Suruç katliamının ardından Kürt sorununun demokratik çözümü ekseninde Ankara'da bir barış mitingi düzenlendi. Suruç'la zaten devlet yeni dönemde girdiği çizgiyi yansıtıyordu. 10 Ekim daha üst düzeyde, sosyalist gençliğe dönük değil tüm toplumsal kesimlere genişlettiği bir katliam saldırısı olarak yaşandı.

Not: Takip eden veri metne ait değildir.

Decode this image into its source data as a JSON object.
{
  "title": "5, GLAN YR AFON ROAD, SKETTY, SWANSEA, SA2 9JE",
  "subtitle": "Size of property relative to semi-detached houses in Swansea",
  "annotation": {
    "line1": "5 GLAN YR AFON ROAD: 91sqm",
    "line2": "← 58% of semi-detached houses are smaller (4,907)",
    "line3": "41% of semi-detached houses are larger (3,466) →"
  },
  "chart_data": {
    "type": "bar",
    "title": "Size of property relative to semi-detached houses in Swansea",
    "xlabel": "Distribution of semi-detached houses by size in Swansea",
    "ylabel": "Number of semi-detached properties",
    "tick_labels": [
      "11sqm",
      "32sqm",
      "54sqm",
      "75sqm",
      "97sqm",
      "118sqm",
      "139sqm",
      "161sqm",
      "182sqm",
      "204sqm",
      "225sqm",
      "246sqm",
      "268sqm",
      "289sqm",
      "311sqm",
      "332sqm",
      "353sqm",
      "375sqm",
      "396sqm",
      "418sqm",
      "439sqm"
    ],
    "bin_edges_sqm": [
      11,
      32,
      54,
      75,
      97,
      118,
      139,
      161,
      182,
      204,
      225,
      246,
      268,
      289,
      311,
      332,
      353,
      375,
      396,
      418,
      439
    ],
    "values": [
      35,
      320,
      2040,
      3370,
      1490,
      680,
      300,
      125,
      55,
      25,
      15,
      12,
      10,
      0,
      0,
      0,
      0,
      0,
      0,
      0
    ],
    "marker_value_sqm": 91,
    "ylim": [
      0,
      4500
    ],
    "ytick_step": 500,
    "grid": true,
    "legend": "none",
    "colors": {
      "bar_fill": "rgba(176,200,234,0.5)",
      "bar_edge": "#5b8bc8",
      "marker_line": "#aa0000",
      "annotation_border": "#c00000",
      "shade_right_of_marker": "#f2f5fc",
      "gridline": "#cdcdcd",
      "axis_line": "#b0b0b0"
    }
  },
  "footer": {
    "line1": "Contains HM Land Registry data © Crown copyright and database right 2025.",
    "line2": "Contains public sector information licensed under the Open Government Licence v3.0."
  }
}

BU TOPRAKLARDA FAŞİZME KARŞI DİRENİŞ ÇOK GÜÇLÜ YAŞANDI
Türkiye'de adalet mücadelesi ne Suruç'la ne de 10 Ekim'le başladı. Cumhuriyetin kuruluşundan beri katliamlar yaşandı; Kürt, Rum halkımıza yönelik, komünistlere yönelik katliamlar. Dolaysıyla, 1970'lerden 90'lara adalet mücadelesi örnekleri ile dolu. Bu topraklar faşist terör, baskı ve zulmün çok güçlü yaşandığı, buna karşı direnişin de çok güçlü yaşandığı topraklar. Değişik toplumsal kesimlerde simgeleşen çok güçlü bir adalet mücadelesi hafızası var.

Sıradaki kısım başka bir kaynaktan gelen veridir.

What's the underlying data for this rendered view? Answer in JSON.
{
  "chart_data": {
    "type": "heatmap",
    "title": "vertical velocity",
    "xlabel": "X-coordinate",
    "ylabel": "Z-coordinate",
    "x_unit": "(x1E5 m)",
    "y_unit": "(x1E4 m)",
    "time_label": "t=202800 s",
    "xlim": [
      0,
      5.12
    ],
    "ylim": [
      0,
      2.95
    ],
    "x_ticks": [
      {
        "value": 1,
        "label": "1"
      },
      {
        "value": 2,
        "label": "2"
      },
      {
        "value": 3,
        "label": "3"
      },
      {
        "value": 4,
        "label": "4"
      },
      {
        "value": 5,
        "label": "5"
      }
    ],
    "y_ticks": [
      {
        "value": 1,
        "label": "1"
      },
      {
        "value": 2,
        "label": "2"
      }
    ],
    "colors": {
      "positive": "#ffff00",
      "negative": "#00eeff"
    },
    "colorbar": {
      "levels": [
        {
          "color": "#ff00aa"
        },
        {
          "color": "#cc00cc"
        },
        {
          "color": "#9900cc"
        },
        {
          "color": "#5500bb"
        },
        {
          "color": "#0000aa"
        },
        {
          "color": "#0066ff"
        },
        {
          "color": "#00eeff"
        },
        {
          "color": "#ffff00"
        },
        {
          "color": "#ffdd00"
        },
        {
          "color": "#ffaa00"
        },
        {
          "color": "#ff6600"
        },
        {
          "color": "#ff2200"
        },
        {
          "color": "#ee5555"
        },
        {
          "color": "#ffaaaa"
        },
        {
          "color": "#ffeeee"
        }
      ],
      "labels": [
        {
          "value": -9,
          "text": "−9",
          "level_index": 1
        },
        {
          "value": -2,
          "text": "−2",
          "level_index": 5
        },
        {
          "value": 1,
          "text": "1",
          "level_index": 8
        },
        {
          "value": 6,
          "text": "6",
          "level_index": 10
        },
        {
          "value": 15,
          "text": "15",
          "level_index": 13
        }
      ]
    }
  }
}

Örneğin Suruç katliamından önce kadın katliamlarına karşı yürütülen adalet mücadelesi var. Suruç, Ankara katliamı için adalet mücadelesi kendisini böyle bir zeminden, deneyim bütünlüğünden besliyor. Ondandır ki, "Suruç için adalet herkes için adalet" şiarı, her kesimin kendini gördüğü bir şekilde ortaya kondu. Yeri geldi Roboskî için, yeri geldi Ankara için, yeri geldi Sivas için, yeri geldi katledilen trans kadın için oldu. Suruç ve Ankara katliamı bu topraklarda adalet mücadelesinin birleştiği, büyüdüğü bir zemin haline geldi. Bu tip adalet mücadelelerinin ortaklaşması ve gelişmesi ihtiyacı kendini gösterdi.

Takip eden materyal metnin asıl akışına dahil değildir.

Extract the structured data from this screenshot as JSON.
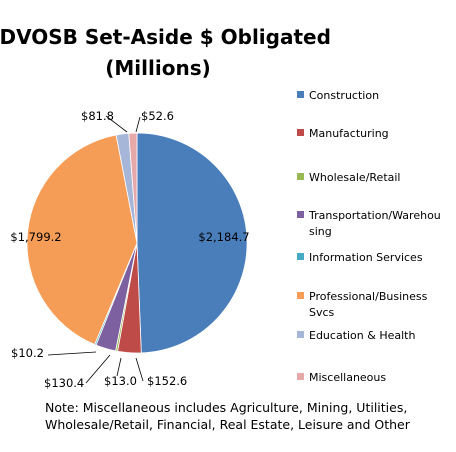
{
  "chart_data": {
    "type": "pie",
    "title_lines": [
      "SDVOSB Set-Aside $ Obligated",
      "(Millions)"
    ],
    "slices": [
      {
        "name": "Construction",
        "value": 2184.7,
        "label": "$2,184.7",
        "color": "#4a7ebb"
      },
      {
        "name": "Manufacturing",
        "value": 152.6,
        "label": "$152.6",
        "color": "#be4b48"
      },
      {
        "name": "Wholesale/Retail",
        "value": 13.0,
        "label": "$13.0",
        "color": "#98b954"
      },
      {
        "name": "Transportation/Warehousing",
        "value": 130.4,
        "label": "$130.4",
        "color": "#7d60a0"
      },
      {
        "name": "Information Services",
        "value": 10.2,
        "label": "$10.2",
        "color": "#46aac5"
      },
      {
        "name": "Professional/Business Svcs",
        "value": 1799.2,
        "label": "$1,799.2",
        "color": "#f59d56"
      },
      {
        "name": "Education & Health",
        "value": 81.8,
        "label": "$81.8",
        "color": "#a5b6d8"
      },
      {
        "name": "Miscellaneous",
        "value": 52.6,
        "label": "$52.6",
        "color": "#e6a8a8"
      }
    ],
    "legend": {
      "placement": "right",
      "entries": [
        [
          "Construction"
        ],
        [
          "Manufacturing"
        ],
        [
          "Wholesale/Retail"
        ],
        [
          "Transportation/Warehou",
          "sing"
        ],
        [
          "Information Services"
        ],
        [
          "Professional/Business",
          "Svcs"
        ],
        [
          "Education & Health"
        ],
        [
          "Miscellaneous"
        ]
      ]
    }
  },
  "note_lines": [
    "Note: Miscellaneous includes Agriculture, Mining, Utilities,",
    "Wholesale/Retail, Financial, Real Estate, Leisure and Other"
  ]
}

ADALET MÜCADELELERİNDEN YOL VE YÖNTEM ÇIKARMALIYIZ
2015'ten itibaren ciddi kitle katliamları serisi gelişti; Ankara, Antep, havalimanı, Sultanahmet, İstiklal Caddesi. Kitle katliamlarıyla toplumun korkutulduğu, kitle mücadelesinin geriye çekilmek istendiği bir iklim yaratıldı. Mücadelenin bir ayağı olarak adalet mücadelesi önemli bir rol oynadı ve oynuyor. Fakat bunların birleştirilmesi ve geliştirilmesi gerekiyor. Suruç için adalet mücadelesi bazı bakımlardan bu rolü oynadı, oynuyor. Özellikle de mahkeme salonları, yıl dönümü mücadelesi ve oturma eylemleri önemli bir mevzi. Ama bu yetmez. Çünkü bu ülkede adalet mücadelesi, faşizme karşı mücadele olarak gelişiyor. Buna, istersek adalet mücadelesi taleplerinden, istersek devletin reaksiyonu olarak bakalım. Her yıl dönümü eyleminin devletin büyük saldırganlığıyla karşılaşması, gözaltı ve tutuklamaların gerçekleşmesi bunu gösteriyor. Ya da Ankara ve Suruç katliamı davasının bu kadar uzun sürmesi, gerçek sorumluların açığa çıkarılıp cezalandırılmamasında devletin rolünün sümen altı edilmesi, mücadelenin ortaklaşmasına ne kadar ihtiyaç olduğunu gösteriyor. Cumartesi Annelerinin mücadelesi bu topraklardaki adalet mücadelesinin örneği. Suruç ve Ankara da böyle. Suruç'un 9. yılına giderken mücadeleleri birleştirmemiz, adalet mücadelelerini yan yana getirmemiz gerek. Kimsenin tek başına kazanacağı bir adalet mücadelesi yok. Ancak birleşerek, faşizme karşı ortak bir mücadele geliştirerek kazanabiliriz.